Say there are 3 million chrome users. 700 KB * 3 million = 2.1TB. That is quite a lot of bandwidth. They are not trying to reduce the costs. They are trying to minimize the time it will take to push an update to all users.
If they set the time interval of update check to 1 hour, then they have 1 hour to push out this data. If they can reduce the data by 10 times, they can schedule the update check more aggressively.
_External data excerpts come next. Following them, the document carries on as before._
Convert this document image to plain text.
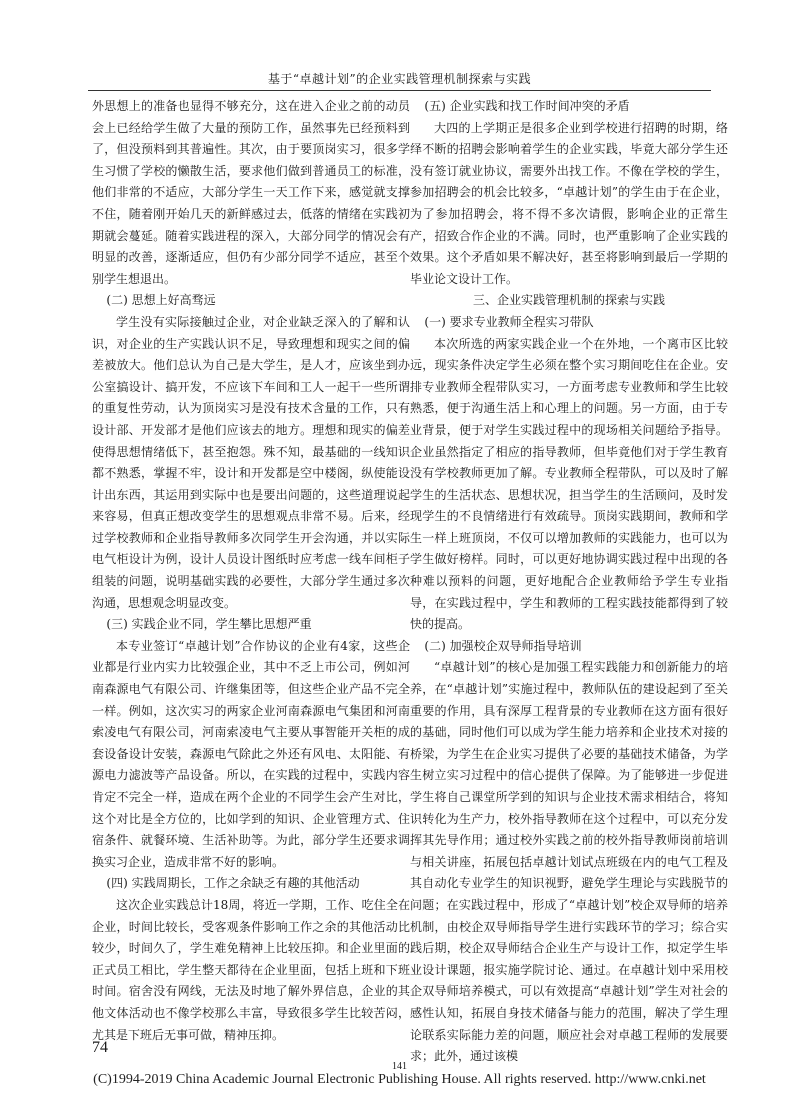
基于“卓越计划”的企业实践管理机制探索与实践

外思想上的准备也显得不够充分，这在进入企业之前的动员会上已经给学生做了大量的预防工作，虽然事先已经预料到了，但没预料到其普遍性。其次，由于要顶岗实习，很多学生习惯了学校的懒散生活，要求他们做到普通员工的标准，他们非常的不适应，大部分学生一天工作下来，感觉就支撑不住，随着刚开始几天的新鲜感过去，低落的情绪在实践初期就会蔓延。随着实践进程的深入，大部分同学的情况会有明显的改善，逐渐适应，但仍有少部分同学不适应，甚至个别学生想退出。

(二) 思想上好高骛远

学生没有实际接触过企业，对企业缺乏深入的了解和认识，对企业的生产实践认识不足，导致理想和现实之间的偏差被放大。他们总认为自己是大学生，是人才，应该坐到办公室搞设计、搞开发，不应该下车间和工人一起干一些所谓的重复性劳动，认为顶岗实习是没有技术含量的工作，只有设计部、开发部才是他们应该去的地方。理想和现实的偏差使得思想情绪低下，甚至抱怨。殊不知，最基础的一线知识都不熟悉，掌握不牢，设计和开发都是空中楼阁，纵使能设计出东西，其运用到实际中也是要出问题的，这些道理说起来容易，但真正想改变学生的思想观点非常不易。后来，经过学校教师和企业指导教师多次同学生开会沟通，并以实际电气柜设计为例，设计人员设计图纸时应考虑一线车间柜子组装的问题，说明基础实践的必要性，大部分学生通过多次沟通，思想观念明显改变。

(三) 实践企业不同，学生攀比思想严重

本专业签订“卓越计划”合作协议的企业有4家，这些企业都是行业内实力比较强企业，其中不乏上市公司，例如河南森源电气有限公司、许继集团等，但这些企业产品不完全一样。例如，这次实习的两家企业河南森源电气集团和河南索凌电气有限公司，河南索凌电气主要从事智能开关柜的成套设备设计安装，森源电气除此之外还有风电、太阳能、有源电力滤波等产品设备。所以，在实践的过程中，实践内容肯定不完全一样，造成在两个企业的不同学生会产生对比，这个对比是全方位的，比如学到的知识、企业管理方式、住宿条件、就餐环境、生活补助等。为此，部分学生还要求调换实习企业，造成非常不好的影响。

(四) 实践周期长，工作之余缺乏有趣的其他活动

这次企业实践总计18周，将近一学期，工作、吃住全在企业，时间比较长，受客观条件影响工作之余的其他活动比较少，时间久了，学生难免精神上比较压抑。和企业里面的正式员工相比，学生整天都待在企业里面，包括上班和下班时间。宿舍没有网线，无法及时地了解外界信息，企业的其他文体活动也不像学校那么丰富，导致很多学生比较苦闷，尤其是下班后无事可做，精神压抑。

(五) 企业实践和找工作时间冲突的矛盾

大四的上学期正是很多企业到学校进行招聘的时期，络绎不断的招聘会影响着学生的企业实践，毕竟大部分学生还没有签订就业协议，需要外出找工作。不像在学校的学生，参加招聘会的机会比较多，“卓越计划”的学生由于在企业，为了参加招聘会，将不得不多次请假，影响企业的正常生产，招致合作企业的不满。同时，也严重影响了企业实践的效果。这个矛盾如果不解决好，甚至将影响到最后一学期的毕业论文设计工作。

三、企业实践管理机制的探索与实践

(一) 要求专业教师全程实习带队

本次所选的两家实践企业一个在外地，一个离市区比较远，现实条件决定学生必须在整个实习期间吃住在企业。安排专业教师全程带队实习，一方面考虑专业教师和学生比较熟悉，便于沟通生活上和心理上的问题。另一方面，由于专业背景，便于对学生实践过程中的现场相关问题给予指导。企业虽然指定了相应的指导教师，但毕竟他们对于学生教育没有学校教师更加了解。专业教师全程带队，可以及时了解学生的生活状态、思想状况，担当学生的生活顾问，及时发现学生的不良情绪进行有效疏导。顶岗实践期间，教师和学生一样上班顶岗，不仅可以增加教师的实践能力，也可以为学生做好榜样。同时，可以更好地协调实践过程中出现的各种难以预料的问题，更好地配合企业教师给予学生专业指导，在实践过程中，学生和教师的工程实践技能都得到了较快的提高。

(二) 加强校企双导师指导培训

“卓越计划”的核心是加强工程实践能力和创新能力的培养，在“卓越计划”实施过程中，教师队伍的建设起到了至关重要的作用，具有深厚工程背景的专业教师在这方面有很好的基础，同时他们可以成为学生能力培养和企业技术对接的桥梁，为学生在企业实习提供了必要的基础技术储备，为学生树立实习过程中的信心提供了保障。为了能够进一步促进学生将自己课堂所学到的知识与企业技术需求相结合，将知识转化为生产力，校外指导教师在这个过程中，可以充分发挥其先导作用；通过校外实践之前的校外指导教师岗前培训与相关讲座，拓展包括卓越计划试点班级在内的电气工程及其自动化专业学生的知识视野，避免学生理论与实践脱节的问题；在实践过程中，形成了“卓越计划”校企双导师的培养机制，由校企双导师指导学生进行实践环节的学习；综合实践后期，校企双导师结合企业生产与设计工作，拟定学生毕业设计课题，报实施学院讨论、通过。在卓越计划中采用校企双导师培养模式，可以有效提高“卓越计划”学生对社会的感性认知，拓展自身技术储备与能力的范围，解决了学生理论联系实际能力差的问题，顺应社会对卓越工程师的发展要求；此外，通过该模

74
141
(C)1994-2019 China Academic Journal Electronic Publishing House. All rights reserved. http://www.cnki.net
This isn't a clever way to update to lynx, or to send firmware updates to a Mars rover (that would be really cool use case). It's for Google Chrome, the browser that Google built to handle the next generation (read as: bandwidth hungry) of web applications. Besides that, the browser update download typically happens in the background, so even if it is slow, I'd bet that the difference between 70k and 700k is still negligible.
A majority of the machines in africa are so virused up that they and are broadcasting so much wormjunk that there is barely any bandwidth available for things like updates.
Every bit helps.
Anyway, doing it as well as can be done is a good challenge.
There are a lot of people who use EDGE/3G without unlimited bandwidth plan. Also, in a lot of countries people have pay-for-traffic plans. Since Chrome autoupdates itself, and there's no way to disable this, saving kilobytes has good value.
http://src.chromium.org/viewvc/chrome/trunk/src/courgette/
BTW, I've read about 40% of the Chrome code and I have to say it is the single best open-source project I've come to study so far. Incredibly clean code, really shows how much code reviews done properly can benefit project in the long run.